Though the results are less outrageous, the adult system is in similar shape. There, correctional officer training, turnover and pay are only slightly better, but the results are startlingly similar: 36 percent of all reported inmate rapes in the United States occur in Texas Department of Criminal Justice (TDCJ) prisons.
It's time to confront a new reality: You can't incarcerate on the cheap. Public safety costs money. It's time for comprehensive reform.
The Youth Commission and TDCJ operate in a culture of concealment. Let the sun shine in and heed the Commission on Safety and Abuse in America's Prisons, whose 2006 report called for independent inspector generals who can inspect any facility at any time without notice. The Legislature also should create and fully staff its own monitoring system.
Right now, the "new boots" aren't ready for this difficult and dangerous job. The Department of Criminal Justice requires only five weeks of training. The Youth Commission is even less demanding. As Ward reported, training in defusing violent situations is sorely lacking.
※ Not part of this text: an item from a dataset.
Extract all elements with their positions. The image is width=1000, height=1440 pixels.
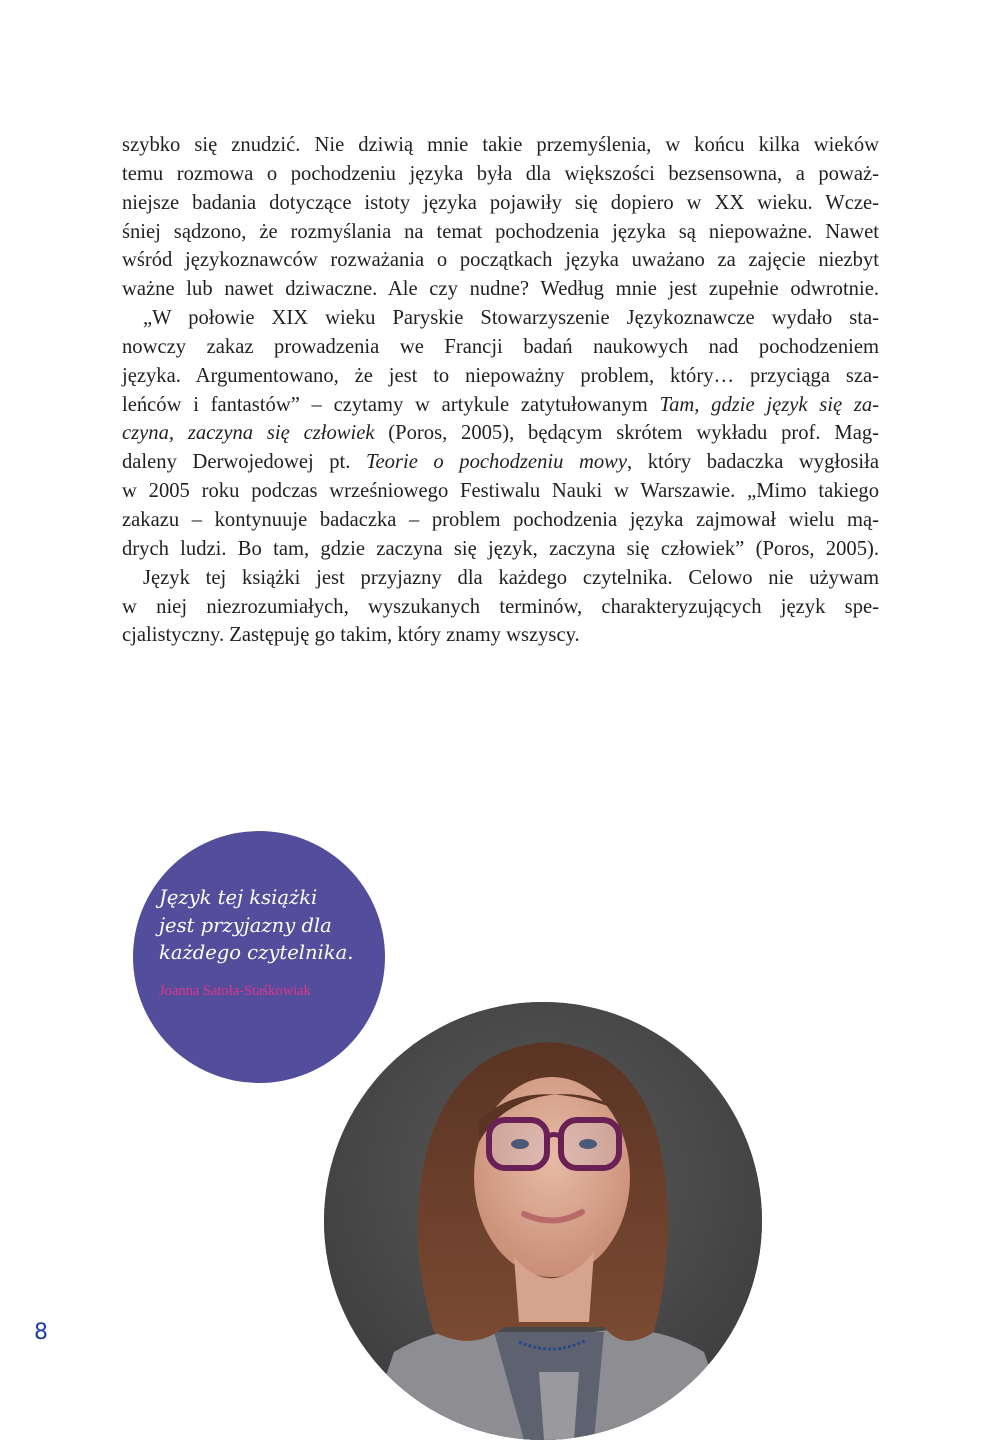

Currently, there is no correctional officer accreditation system at either the Department of Criminal Justice or the Youth Commission. Consequently, staff quality is inconsistent, and the standards to which they're held are set at the whim of wardens and superintendents. Professionalizing the staff — with requirements that include reporting abuse — will improve performance and morale.
Texas operates the only major incarceration system that doesn't formally negotiate with frontline employees over safety and the best ways to accomplish the agency's mission. With few rights, correctional officers are in a constant state of fear for their jobs and safety. That may be one reason why, for example, the abuse by top-level Youth Commission administrators went unreported for so long at the Pyote facility.
Correctional officers deserve expanded whistleblower protections and an employee grievance system that is clear, open and not decided by the warden or superintendent. There also should be an employee-management consultation process to head off emerging problems, and correctional officers should be allowed to organize at units. Correctional officer pay at Department of Criminal Justice is 47th in the country. Pay at the Youth Commission is so low it isn't even on the radar screen. To attract and keep quality correctional officers, pay must be increased to the national average, and these employees should be placed in a separate, 12-year career ladder.
Low-level offenders, drug and alcohol addicts and probation-eligible inmates are clogging state prison units. Instead of building and staffing costly prisons, the chairmen of the two committees that oversee prisons, state Sen. John Whitmire, D-Houston, and state Rep. Jerry Madden, R-Richardson, want to move these inmates out of state units and into programs that will turn lives around.
Meanwhile, many have called for moving many juvenile offenders into adequately funded community-based programs instead of crowded Youth Commission facilities.
In 2001, the House and Senate unanimously passed House Bill 3185, which would have put into effect most of these reforms at the Texas Department of Criminal Justice. However, Gov. Rick Perry vetoed the bill, saying that the department would implement them without the legislation. It never did.
Six years later, the Texas Department of Criminal Justice remains short at least 3,200 officers, still loses about 6,000 (25 percent) a year, and is just as violent and overcrowded as ever. At the Youth Commission, the story is obviously worse and the consequences have been more dire.
All of these issues are on the table again at the Legislature. It's time to act — finally.
Simpson is the Texas political and legislative director for the American Federation of State, County & Municipal Employees (AFSCME), which represents TDCJ correctional officers.